We usually use windproofs as an outer-layer; jackets and gilets, maybe gloves or windproof panels in winter tights. Morvelo has flipped this approach on its head with the Stormshield baselayer – great innovation or missing the point?
What is it?
The Stormshield baselayer is designed to be worn next to the skin and under your favourite jersey. According to Morvelo, this is to extend the life of your lovely summer jerseys for all round use.
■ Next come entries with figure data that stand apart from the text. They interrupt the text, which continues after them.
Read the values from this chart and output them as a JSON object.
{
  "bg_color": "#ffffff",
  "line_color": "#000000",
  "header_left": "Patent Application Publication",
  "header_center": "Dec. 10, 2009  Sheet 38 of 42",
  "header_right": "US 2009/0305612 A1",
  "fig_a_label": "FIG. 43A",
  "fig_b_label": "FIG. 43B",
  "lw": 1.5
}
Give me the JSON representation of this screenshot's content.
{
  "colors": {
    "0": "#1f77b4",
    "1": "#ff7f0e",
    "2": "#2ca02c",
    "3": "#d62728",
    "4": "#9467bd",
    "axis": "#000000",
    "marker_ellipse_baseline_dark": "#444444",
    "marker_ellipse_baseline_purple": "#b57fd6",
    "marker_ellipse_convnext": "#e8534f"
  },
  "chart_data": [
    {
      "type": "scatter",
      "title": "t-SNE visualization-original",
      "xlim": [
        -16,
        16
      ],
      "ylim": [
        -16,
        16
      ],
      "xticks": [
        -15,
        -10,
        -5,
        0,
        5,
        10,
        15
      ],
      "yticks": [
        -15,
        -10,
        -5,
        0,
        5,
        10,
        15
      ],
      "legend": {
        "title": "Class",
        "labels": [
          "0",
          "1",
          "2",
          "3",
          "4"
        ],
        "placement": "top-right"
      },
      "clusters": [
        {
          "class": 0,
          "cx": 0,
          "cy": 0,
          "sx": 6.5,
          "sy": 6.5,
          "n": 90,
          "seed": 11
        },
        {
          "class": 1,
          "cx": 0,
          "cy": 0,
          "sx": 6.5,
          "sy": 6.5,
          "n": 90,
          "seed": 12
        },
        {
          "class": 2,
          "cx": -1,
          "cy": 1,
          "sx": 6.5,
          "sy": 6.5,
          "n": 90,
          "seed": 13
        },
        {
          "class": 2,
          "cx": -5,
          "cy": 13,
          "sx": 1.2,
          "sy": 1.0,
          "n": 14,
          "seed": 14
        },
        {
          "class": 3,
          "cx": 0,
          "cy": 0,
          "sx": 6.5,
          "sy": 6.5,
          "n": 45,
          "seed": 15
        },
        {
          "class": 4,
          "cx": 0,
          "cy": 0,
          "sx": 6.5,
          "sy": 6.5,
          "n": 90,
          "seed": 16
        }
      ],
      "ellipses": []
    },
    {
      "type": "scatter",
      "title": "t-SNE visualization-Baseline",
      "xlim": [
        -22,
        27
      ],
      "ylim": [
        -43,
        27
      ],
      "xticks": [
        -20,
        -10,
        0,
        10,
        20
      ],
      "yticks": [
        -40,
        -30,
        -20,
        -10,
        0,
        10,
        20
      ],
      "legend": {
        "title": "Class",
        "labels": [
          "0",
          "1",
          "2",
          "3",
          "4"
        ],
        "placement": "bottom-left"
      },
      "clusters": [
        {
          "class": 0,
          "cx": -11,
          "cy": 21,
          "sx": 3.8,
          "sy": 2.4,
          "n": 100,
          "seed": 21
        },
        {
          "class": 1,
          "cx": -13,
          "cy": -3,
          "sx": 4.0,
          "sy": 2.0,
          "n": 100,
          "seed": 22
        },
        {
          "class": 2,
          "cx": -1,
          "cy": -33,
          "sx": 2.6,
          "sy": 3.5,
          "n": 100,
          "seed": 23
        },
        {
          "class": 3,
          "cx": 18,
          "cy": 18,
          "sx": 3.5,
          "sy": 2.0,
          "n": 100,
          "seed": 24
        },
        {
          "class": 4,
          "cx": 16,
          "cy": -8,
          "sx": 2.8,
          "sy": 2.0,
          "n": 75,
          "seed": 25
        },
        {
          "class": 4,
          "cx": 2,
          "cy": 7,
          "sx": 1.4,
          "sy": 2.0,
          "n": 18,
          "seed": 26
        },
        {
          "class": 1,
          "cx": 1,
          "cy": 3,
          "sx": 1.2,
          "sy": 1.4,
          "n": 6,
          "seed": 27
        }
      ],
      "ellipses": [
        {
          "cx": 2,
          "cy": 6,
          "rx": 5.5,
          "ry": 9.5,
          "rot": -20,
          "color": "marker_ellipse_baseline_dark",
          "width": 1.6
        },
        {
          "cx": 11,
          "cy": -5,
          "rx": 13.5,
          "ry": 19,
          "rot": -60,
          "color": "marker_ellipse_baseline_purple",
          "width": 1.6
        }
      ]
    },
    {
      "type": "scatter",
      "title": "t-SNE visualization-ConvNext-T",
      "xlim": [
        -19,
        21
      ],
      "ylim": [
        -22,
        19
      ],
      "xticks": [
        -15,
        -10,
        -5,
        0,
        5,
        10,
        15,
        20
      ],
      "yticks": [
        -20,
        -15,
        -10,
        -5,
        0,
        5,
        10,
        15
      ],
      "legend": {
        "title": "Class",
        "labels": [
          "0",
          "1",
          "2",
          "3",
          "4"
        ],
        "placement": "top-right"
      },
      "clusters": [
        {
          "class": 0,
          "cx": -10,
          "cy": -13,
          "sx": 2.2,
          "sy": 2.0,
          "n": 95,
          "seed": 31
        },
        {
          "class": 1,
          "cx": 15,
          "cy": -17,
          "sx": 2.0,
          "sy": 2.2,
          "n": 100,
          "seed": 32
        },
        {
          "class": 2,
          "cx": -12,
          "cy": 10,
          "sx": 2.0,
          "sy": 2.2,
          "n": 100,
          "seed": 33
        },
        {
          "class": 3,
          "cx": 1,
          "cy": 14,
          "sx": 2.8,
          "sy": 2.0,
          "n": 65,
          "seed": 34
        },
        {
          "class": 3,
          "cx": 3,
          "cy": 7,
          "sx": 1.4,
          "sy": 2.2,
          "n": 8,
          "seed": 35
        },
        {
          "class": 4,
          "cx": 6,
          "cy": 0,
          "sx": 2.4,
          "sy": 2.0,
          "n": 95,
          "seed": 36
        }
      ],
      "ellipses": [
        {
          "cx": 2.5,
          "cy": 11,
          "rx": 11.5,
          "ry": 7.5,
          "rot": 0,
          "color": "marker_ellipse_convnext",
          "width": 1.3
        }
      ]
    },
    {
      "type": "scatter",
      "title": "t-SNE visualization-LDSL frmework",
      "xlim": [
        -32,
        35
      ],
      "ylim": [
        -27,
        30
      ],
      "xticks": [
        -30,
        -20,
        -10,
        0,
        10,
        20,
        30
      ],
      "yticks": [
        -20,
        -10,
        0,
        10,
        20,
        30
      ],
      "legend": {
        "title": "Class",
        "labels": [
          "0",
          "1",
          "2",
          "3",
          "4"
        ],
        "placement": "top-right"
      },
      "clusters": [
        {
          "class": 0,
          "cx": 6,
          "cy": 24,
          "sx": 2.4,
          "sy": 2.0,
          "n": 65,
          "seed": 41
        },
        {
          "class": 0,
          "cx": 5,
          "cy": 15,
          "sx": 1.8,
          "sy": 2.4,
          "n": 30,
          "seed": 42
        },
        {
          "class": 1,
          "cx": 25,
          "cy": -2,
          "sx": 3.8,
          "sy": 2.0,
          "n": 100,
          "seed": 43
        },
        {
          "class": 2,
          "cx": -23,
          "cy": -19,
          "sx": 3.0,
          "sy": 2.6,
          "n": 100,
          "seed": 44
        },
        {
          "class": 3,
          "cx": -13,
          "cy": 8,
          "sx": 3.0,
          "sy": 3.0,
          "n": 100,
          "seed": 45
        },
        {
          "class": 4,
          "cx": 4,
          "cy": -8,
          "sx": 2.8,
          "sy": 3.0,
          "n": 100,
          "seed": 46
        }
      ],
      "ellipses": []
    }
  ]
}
It’s pretty feature packed:
- 100% Italian Windtex polyester with membrane
- Three layer membrane
- Water resistant
- Vislon YKK zip
- Hydrophilic mesh panels to increase the breathability
- Heat seal label
- Flatlock seams
- Body mapped for a superior fit
- Handmade in Europe
The cut is a little baggier than most baselayers, presumably because the windproof fabric isn’t quite as stretchy as more typical materials. It has a short offset zip and mid-height neck – again, I think the neck zip is more to aid to putting the top on than for mid-ride adjustment, although it does allow for a bit of cooling. Not all of the Stormshield is windproof; there are large wedges of mesh panels to help offset the less breathable Windtex material.
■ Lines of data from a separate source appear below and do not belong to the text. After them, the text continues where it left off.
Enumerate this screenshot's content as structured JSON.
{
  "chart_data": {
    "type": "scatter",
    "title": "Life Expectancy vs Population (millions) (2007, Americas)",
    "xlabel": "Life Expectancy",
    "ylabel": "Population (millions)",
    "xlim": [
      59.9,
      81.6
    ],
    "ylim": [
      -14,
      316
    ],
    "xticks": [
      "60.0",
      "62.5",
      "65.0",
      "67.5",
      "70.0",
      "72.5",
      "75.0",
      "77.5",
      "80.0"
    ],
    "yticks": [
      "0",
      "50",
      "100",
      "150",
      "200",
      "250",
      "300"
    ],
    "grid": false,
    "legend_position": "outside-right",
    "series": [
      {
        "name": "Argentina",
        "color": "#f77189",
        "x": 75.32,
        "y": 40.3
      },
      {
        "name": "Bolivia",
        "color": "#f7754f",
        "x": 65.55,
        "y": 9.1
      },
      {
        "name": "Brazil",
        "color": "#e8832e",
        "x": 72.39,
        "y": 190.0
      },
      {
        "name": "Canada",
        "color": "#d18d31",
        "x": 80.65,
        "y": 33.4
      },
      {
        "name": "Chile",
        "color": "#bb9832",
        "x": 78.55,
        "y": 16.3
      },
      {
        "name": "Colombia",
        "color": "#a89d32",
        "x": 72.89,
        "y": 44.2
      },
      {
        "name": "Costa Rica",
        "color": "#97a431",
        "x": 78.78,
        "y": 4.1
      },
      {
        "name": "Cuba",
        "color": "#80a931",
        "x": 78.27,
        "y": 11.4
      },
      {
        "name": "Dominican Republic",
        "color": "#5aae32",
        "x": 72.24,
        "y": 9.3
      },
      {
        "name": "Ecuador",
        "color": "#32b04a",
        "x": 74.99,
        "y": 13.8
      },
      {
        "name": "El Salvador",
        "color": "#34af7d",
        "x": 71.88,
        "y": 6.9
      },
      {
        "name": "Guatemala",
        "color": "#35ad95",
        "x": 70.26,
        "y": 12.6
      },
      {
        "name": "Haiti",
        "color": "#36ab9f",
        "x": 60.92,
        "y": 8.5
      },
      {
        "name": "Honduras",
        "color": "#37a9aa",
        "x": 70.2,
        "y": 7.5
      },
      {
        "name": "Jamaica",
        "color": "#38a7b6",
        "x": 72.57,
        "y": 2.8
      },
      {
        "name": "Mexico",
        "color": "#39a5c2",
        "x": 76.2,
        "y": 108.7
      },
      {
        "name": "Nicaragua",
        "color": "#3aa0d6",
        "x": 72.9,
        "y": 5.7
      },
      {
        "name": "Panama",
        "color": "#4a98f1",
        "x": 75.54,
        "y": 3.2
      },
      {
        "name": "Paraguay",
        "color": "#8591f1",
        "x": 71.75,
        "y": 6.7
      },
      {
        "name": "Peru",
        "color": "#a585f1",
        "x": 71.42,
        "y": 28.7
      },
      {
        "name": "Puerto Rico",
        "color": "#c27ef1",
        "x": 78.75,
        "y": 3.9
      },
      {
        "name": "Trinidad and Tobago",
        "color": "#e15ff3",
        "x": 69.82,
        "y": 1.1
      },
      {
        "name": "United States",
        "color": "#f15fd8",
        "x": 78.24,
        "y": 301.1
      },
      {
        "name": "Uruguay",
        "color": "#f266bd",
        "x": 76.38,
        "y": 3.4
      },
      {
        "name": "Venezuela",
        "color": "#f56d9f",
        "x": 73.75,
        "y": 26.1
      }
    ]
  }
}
The Stormshield Baselayer has quickly become one of my most used baselayers in the last few months. It sits well underneath short and long-sleeved jerseys and adds noticeable warmth to them. Aesthetically, the higher neck stands proud of most jerseys – not a problem in itself, but this looked a little odd with some combos. It definitely does what it is meant to. On cool mornings there was noticeable windchill on my uncovered forearms versus my core. It allowed me to remain comfortable in tops that would more often have been consigned to the back of drawer until spring. Bob on? Well, mostly.
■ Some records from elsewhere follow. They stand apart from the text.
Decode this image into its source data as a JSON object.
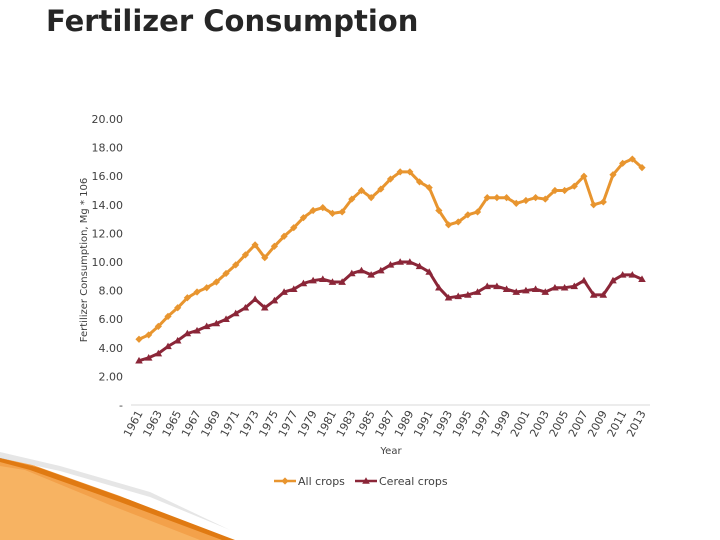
{
  "slide": {
    "title": "Fertilizer Consumption"
  },
  "colors": {
    "all_crops": "#E8952F",
    "cereal_crops": "#8B2638",
    "axis": "#d9d9d9",
    "text": "#404040"
  },
  "chart_data": {
    "type": "line",
    "title": "",
    "xlabel": "Year",
    "ylabel": "Fertilizer Consumption, Mg * 106",
    "ylim": [
      0,
      20
    ],
    "yticks": [
      0,
      2,
      4,
      6,
      8,
      10,
      12,
      14,
      16,
      18,
      20
    ],
    "ytick_labels": [
      "-",
      "2.00",
      "4.00",
      "6.00",
      "8.00",
      "10.00",
      "12.00",
      "14.00",
      "16.00",
      "18.00",
      "20.00"
    ],
    "x": [
      1961,
      1962,
      1963,
      1964,
      1965,
      1966,
      1967,
      1968,
      1969,
      1970,
      1971,
      1972,
      1973,
      1974,
      1975,
      1976,
      1977,
      1978,
      1979,
      1980,
      1981,
      1982,
      1983,
      1984,
      1985,
      1986,
      1987,
      1988,
      1989,
      1990,
      1991,
      1992,
      1993,
      1994,
      1995,
      1996,
      1997,
      1998,
      1999,
      2000,
      2001,
      2002,
      2003,
      2004,
      2005,
      2006,
      2007,
      2008,
      2009,
      2010,
      2011,
      2012,
      2013
    ],
    "xtick_labels": [
      "1961",
      "1963",
      "1965",
      "1967",
      "1969",
      "1971",
      "1973",
      "1975",
      "1977",
      "1979",
      "1981",
      "1983",
      "1985",
      "1987",
      "1989",
      "1991",
      "1993",
      "1995",
      "1997",
      "1999",
      "2001",
      "2003",
      "2005",
      "2007",
      "2009",
      "2011",
      "2013"
    ],
    "legend_position": "bottom",
    "series": [
      {
        "name": "All crops",
        "marker": "diamond",
        "values": [
          4.6,
          4.9,
          5.5,
          6.2,
          6.8,
          7.5,
          7.9,
          8.2,
          8.6,
          9.2,
          9.8,
          10.5,
          11.2,
          10.3,
          11.1,
          11.8,
          12.4,
          13.1,
          13.6,
          13.8,
          13.4,
          13.5,
          14.4,
          15.0,
          14.5,
          15.1,
          15.8,
          16.3,
          16.3,
          15.6,
          15.2,
          13.6,
          12.6,
          12.8,
          13.3,
          13.5,
          14.5,
          14.5,
          14.5,
          14.1,
          14.3,
          14.5,
          14.4,
          15.0,
          15.0,
          15.3,
          16.0,
          14.0,
          14.2,
          16.1,
          16.9,
          17.2,
          16.6
        ]
      },
      {
        "name": "Cereal crops",
        "marker": "triangle",
        "values": [
          3.1,
          3.3,
          3.6,
          4.1,
          4.5,
          5.0,
          5.2,
          5.5,
          5.7,
          6.0,
          6.4,
          6.8,
          7.4,
          6.8,
          7.3,
          7.9,
          8.1,
          8.5,
          8.7,
          8.8,
          8.6,
          8.6,
          9.2,
          9.4,
          9.1,
          9.4,
          9.8,
          10.0,
          10.0,
          9.7,
          9.3,
          8.2,
          7.5,
          7.6,
          7.7,
          7.9,
          8.3,
          8.3,
          8.1,
          7.9,
          8.0,
          8.1,
          7.9,
          8.2,
          8.2,
          8.3,
          8.7,
          7.7,
          7.7,
          8.7,
          9.1,
          9.1,
          8.8
        ]
      }
    ]
  }
}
Once up to warmth and on intense rides, there isn’t the option of throwing open a zip as there would be on a gilet or a jacket. Equally, whipping the baselayer off and shoving it in a pocket is a little more revealing and time consuming than de-jacketing. It does, therefore get a bit clammy. While still moving, this isn’t a problem, but I would chill quite quickly once stopped. For this reason, the Stormshield isn’t perfect (especially as the £75 asking price is enough to buy a windproof gilet or jacket). However, if you have a favourite jersey, or a team top, or even summer-weight skin suit that you want to continue using (and not covering up) then the Stormshield ticks that box very well.
Not as versatile as a windproof gilet or jacket, but still a good piece of clothing that adds versatility to your summer wardrobe.